Objectives: Determine 1) safety and tolerability, 2) recommended phase 2 dose (RP2D) of M + E, and 3) characterize pharmacokinetics (PK) and clinical activity of M in pts with GR+ TNBC.
Methods: Eligibility: 1) relapsed/refractory breast, ovarian, prostate, urothelial, sarcoma, or non-small cell lung cancer; 2) 2-5 prior chemotherapy regimens for advanced disease; 3) ECOG PS 0-1; and 4) adequate end-organ function. Study used a 3 + 3 dose escalation scheme. After a 7 day lead-in of M alone, M was administered by mouth daily in combination with E given IV on days 1 and 8 of a 21 day cycle.
Results: 13 pts in Part 1 Dose escalation with metastatic breast cancer (MBC) were treated with M+E: 5 TNBC, 8 GR+ tumors, 2 GR- tumors, and 3 of unknown GR status. Pts were treated at 3 dose levels (DL)[M mg/d, E mg/m2]: 3 at DL1 [600, 1.1] 4 at DL-1a [300, 1.4], and 6 at DL-1 [300, 1.1]. Median duration of treatment was 90+ days. Neutropenia leading to delay of E was dose limiting in 4 pts. CTAE Grade 3/4 neutropenia was observed in 10 pts over all DL, but easily managed (9 pts with growth factor support). Other grade 3+ toxicities were neuropathy (2 pts) and onycholysis (1 pt). No other significant toxicity was noted.

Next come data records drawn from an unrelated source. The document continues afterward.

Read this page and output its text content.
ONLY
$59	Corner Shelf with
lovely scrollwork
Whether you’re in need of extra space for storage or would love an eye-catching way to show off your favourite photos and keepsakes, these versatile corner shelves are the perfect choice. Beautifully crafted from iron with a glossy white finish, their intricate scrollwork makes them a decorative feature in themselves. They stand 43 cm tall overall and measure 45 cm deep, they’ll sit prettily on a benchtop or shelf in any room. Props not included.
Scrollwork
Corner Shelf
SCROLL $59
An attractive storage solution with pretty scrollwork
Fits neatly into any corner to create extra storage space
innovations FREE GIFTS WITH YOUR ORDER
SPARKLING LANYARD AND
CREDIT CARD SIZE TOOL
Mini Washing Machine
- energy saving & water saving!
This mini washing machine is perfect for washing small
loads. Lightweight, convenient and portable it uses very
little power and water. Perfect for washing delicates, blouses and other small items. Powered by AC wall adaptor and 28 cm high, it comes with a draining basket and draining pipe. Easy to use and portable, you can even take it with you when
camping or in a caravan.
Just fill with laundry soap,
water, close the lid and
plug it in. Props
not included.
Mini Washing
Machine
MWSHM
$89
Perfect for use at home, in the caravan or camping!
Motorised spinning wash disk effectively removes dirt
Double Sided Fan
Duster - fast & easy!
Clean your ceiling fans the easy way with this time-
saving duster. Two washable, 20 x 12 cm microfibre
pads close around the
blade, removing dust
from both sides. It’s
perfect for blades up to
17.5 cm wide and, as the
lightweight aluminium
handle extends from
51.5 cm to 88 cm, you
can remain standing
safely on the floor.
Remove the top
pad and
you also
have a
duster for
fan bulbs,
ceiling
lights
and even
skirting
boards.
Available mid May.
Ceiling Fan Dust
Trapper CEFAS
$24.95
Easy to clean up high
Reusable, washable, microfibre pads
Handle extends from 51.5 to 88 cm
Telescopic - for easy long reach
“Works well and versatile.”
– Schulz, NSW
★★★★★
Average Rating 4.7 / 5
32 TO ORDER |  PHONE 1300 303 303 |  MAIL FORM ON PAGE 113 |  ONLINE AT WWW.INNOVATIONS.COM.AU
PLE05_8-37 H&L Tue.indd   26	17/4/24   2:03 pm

RP2D was determined as 300mg/d M and 1.1mg/m2 E. At this DL there were no DLTs. PK of M and E were as predicted from published literature with no evidence of drug-drug interaction (DDI). A total of 6 pts received this dose (3 TNBC; 3 MBC). All 3 TNBC were GR+. 1 had partial response, 1 had stable disease, and 1 had progressive disease.

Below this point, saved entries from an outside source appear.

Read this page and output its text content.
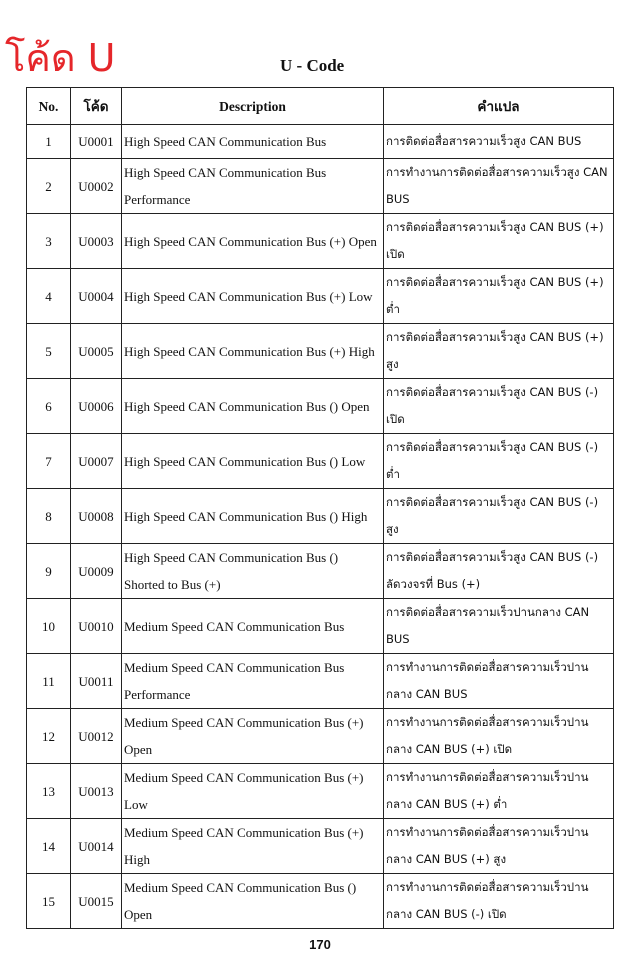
โค้ด U	U - Code
No.	โค้ด	Description	คำแปล
1	U0001	High Speed CAN Communication Bus	การติดต่อสื่อสารความเร็วสูง CAN BUS
2	U0002	High Speed CAN Communication Bus Performance	การทำงานการติดต่อสื่อสารความเร็วสูง CAN BUS
3	U0003	High Speed CAN Communication Bus (+) Open	การติดต่อสื่อสารความเร็วสูง CAN BUS (+) เปิด
4	U0004	High Speed CAN Communication Bus (+) Low	การติดต่อสื่อสารความเร็วสูง CAN BUS (+) ต่ำ
5	U0005	High Speed CAN Communication Bus (+) High	การติดต่อสื่อสารความเร็วสูง CAN BUS (+) สูง
6	U0006	High Speed CAN Communication Bus () Open	การติดต่อสื่อสารความเร็วสูง CAN BUS (-) เปิด
7	U0007	High Speed CAN Communication Bus () Low	การติดต่อสื่อสารความเร็วสูง CAN BUS (-) ต่ำ
8	U0008	High Speed CAN Communication Bus () High	การติดต่อสื่อสารความเร็วสูง CAN BUS (-) สูง
9	U0009	High Speed CAN Communication Bus () Shorted to Bus (+)	การติดต่อสื่อสารความเร็วสูง CAN BUS (-) ลัดวงจรที่ Bus (+)
10	U0010	Medium Speed CAN Communication Bus	การติดต่อสื่อสารความเร็วปานกลาง CAN BUS
11	U0011	Medium Speed CAN Communication Bus Performance	การทำงานการติดต่อสื่อสารความเร็วปานกลาง CAN BUS
12	U0012	Medium Speed CAN Communication Bus (+) Open	การทำงานการติดต่อสื่อสารความเร็วปานกลาง CAN BUS (+) เปิด
13	U0013	Medium Speed CAN Communication Bus (+) Low	การทำงานการติดต่อสื่อสารความเร็วปานกลาง CAN BUS (+) ต่ำ
14	U0014	Medium Speed CAN Communication Bus (+) High	การทำงานการติดต่อสื่อสารความเร็วปานกลาง CAN BUS (+) สูง
15	U0015	Medium Speed CAN Communication Bus () Open	การทำงานการติดต่อสื่อสารความเร็วปานกลาง CAN BUS (-) เปิด
170
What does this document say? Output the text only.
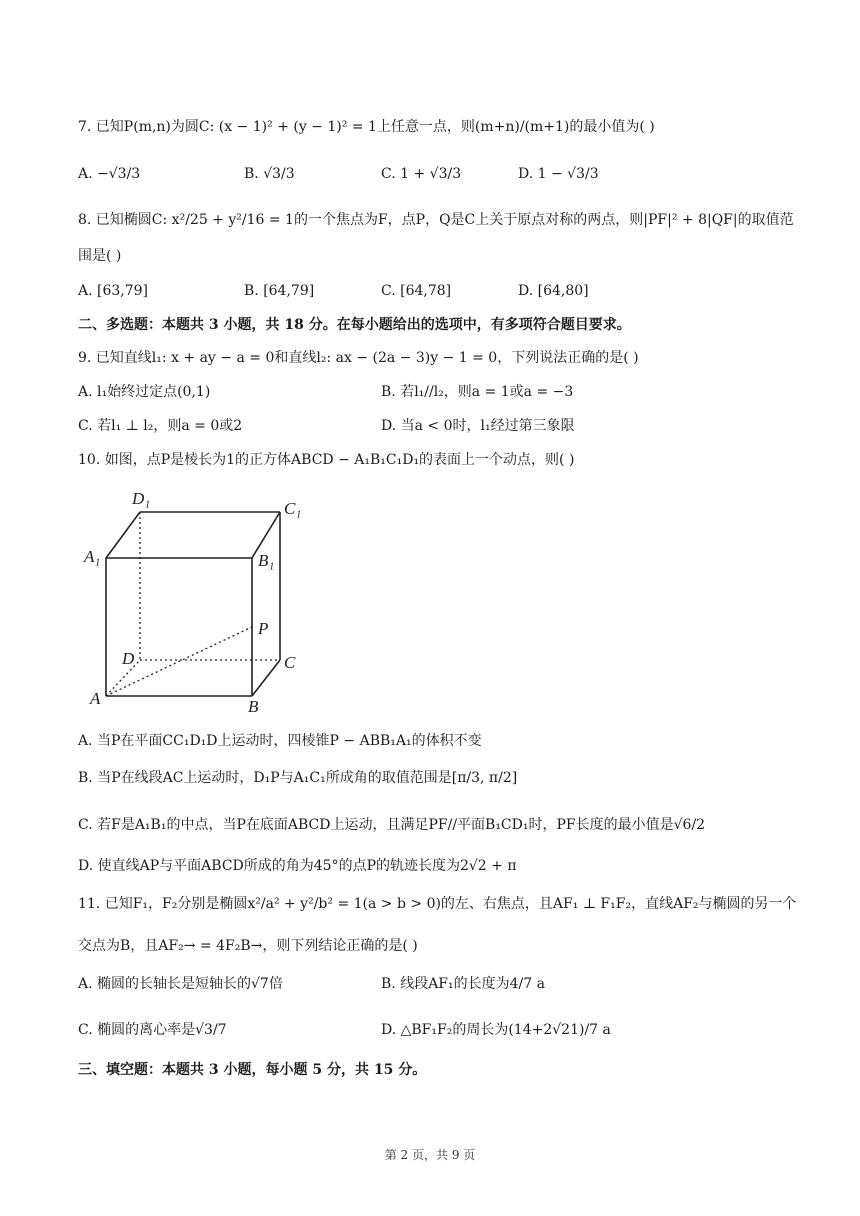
7. 已知P(m,n)为圆C: (x − 1)² + (y − 1)² = 1上任意一点，则(m+n)/(m+1)的最小值为( )
A. −√3/3	B. √3/3	C. 1 + √3/3	D. 1 − √3/3
8. 已知椭圆C: x²/25 + y²/16 = 1的一个焦点为F，点P，Q是C上关于原点对称的两点，则|PF|² + 8|QF|的取值范
围是( )
A. [63,79]	B. [64,79]	C. [64,78]	D. [64,80]
二、多选题：本题共 3 小题，共 18 分。在每小题给出的选项中，有多项符合题目要求。
9. 已知直线l₁: x + ay − a = 0和直线l₂: ax − (2a − 3)y − 1 = 0，下列说法正确的是( )
A. l₁始终过定点(0,1)	B. 若l₁//l₂，则a = 1或a = −3
C. 若l₁ ⊥ l₂，则a = 0或2	D. 当a < 0时，l₁经过第三象限
10. 如图，点P是棱长为1的正方体ABCD − A₁B₁C₁D₁的表面上一个动点，则( )
D₁
C₁
A₁	B₁
P
D	C
A	B
A. 当P在平面CC₁D₁D上运动时，四棱锥P − ABB₁A₁的体积不变
B. 当P在线段AC上运动时，D₁P与A₁C₁所成角的取值范围是[π/3, π/2]
C. 若F是A₁B₁的中点，当P在底面ABCD上运动，且满足PF//平面B₁CD₁时，PF长度的最小值是√6/2
D. 使直线AP与平面ABCD所成的角为45°的点P的轨迹长度为2√2 + π
11. 已知F₁，F₂分别是椭圆x²/a² + y²/b² = 1(a > b > 0)的左、右焦点，且AF₁ ⊥ F₁F₂，直线AF₂与椭圆的另一个
交点为B，且AF₂→ = 4F₂B→，则下列结论正确的是( )
A. 椭圆的长轴长是短轴长的√7倍	B. 线段AF₁的长度为4/7 a
C. 椭圆的离心率是√3/7	D. △BF₁F₂的周长为(14+2√21)/7 a
三、填空题：本题共 3 小题，每小题 5 分，共 15 分。
第 2 页，共 9 页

A phase I/II study of M+E is now in progress. To date, 3 GR+ TNBC pts have been treated for a median of 28+ days.
Conclusion: M + E is a novel combination designed to improve antitumor activity. It is well tolerated with evidence of clinical activity and no evidence of DDI. RP2D is 300mg M + E 1.1mg/m2. Study is ongoing in expansion phase where recruitment is limited to pts with GR+ TNBC. Additional PK and clinical data will be presented.

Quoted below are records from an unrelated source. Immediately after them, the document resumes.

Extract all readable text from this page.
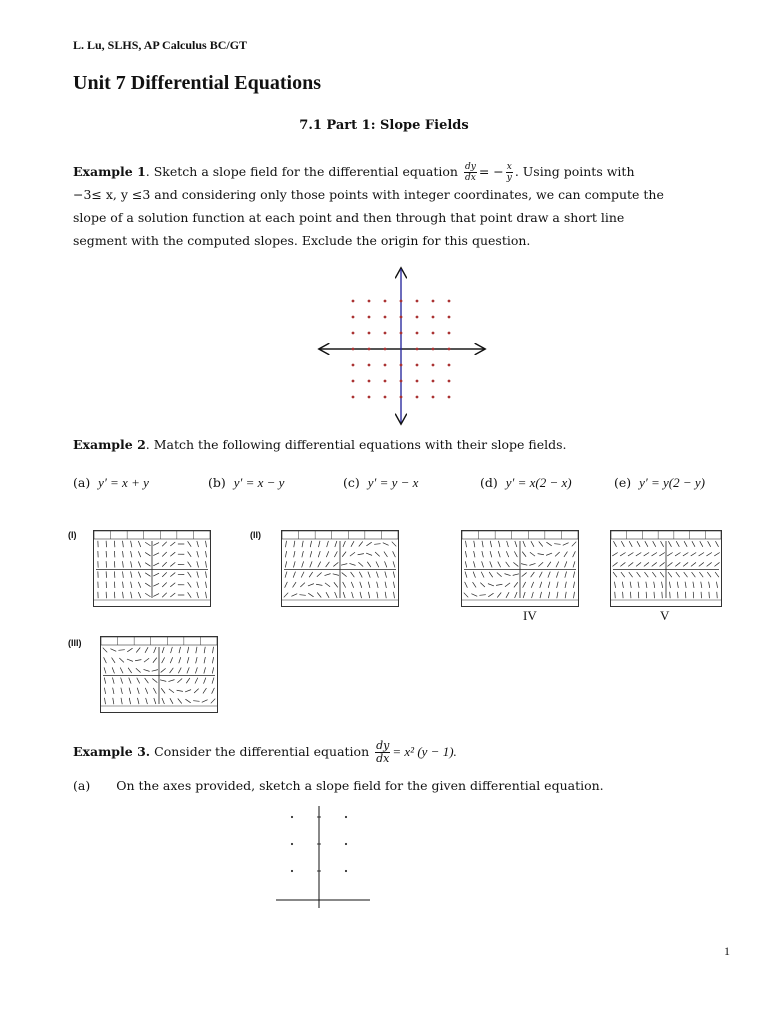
L. Lu, SLHS, AP Calculus BC/GT
Unit 7 Differential Equations
7.1 Part 1: Slope Fields
Example 1. Sketch a slope field for the differential equation $\frac{dy}{dx}$ = − $\frac{x}{y}$ . Using points with
−3≤ x, y ≤3 and considering only those points with integer coordinates, we can compute the
slope of a solution function at each point and then through that point draw a short line
segment with the computed slopes. Exclude the origin for this question.
Example 2. Match the following differential equations with their slope fields.
(a) y′ = x + y	(b) y′ = x − y	(c) y′ = y − x	(d) y′ = x(2 − x)	(e) y′ = y(2 − y)
(I)	(II)
(III)
IV	V
Example 3. Consider the differential equation $\frac{dy}{dx} = x^2$ (y − 1).
(a) On the axes provided, sketch a slope field for the given differential equation.
1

Citation Format: Wilks S, Modiano M, Spira A, Becerra C, Walling J, Nguyen D, Baker G, Conzen SD, Nanda R. Phase 1 study of GR antagonist mifepristone (M) in combination with eribulin (E) in advanced solid tumors, with dose expansion in patients (pts) with GR-positive triple-negative breast cancer (TNBC). [abstract]. In: Proceedings of the Thirty-Eighth Annual CTRC-AACR San Antonio Breast Cancer Symposium: 2015 Dec 8-12; San Antonio, TX. Philadelphia (PA): AACR; Cancer Res 2016;76(4 Suppl):Abstract nr P6-13-21.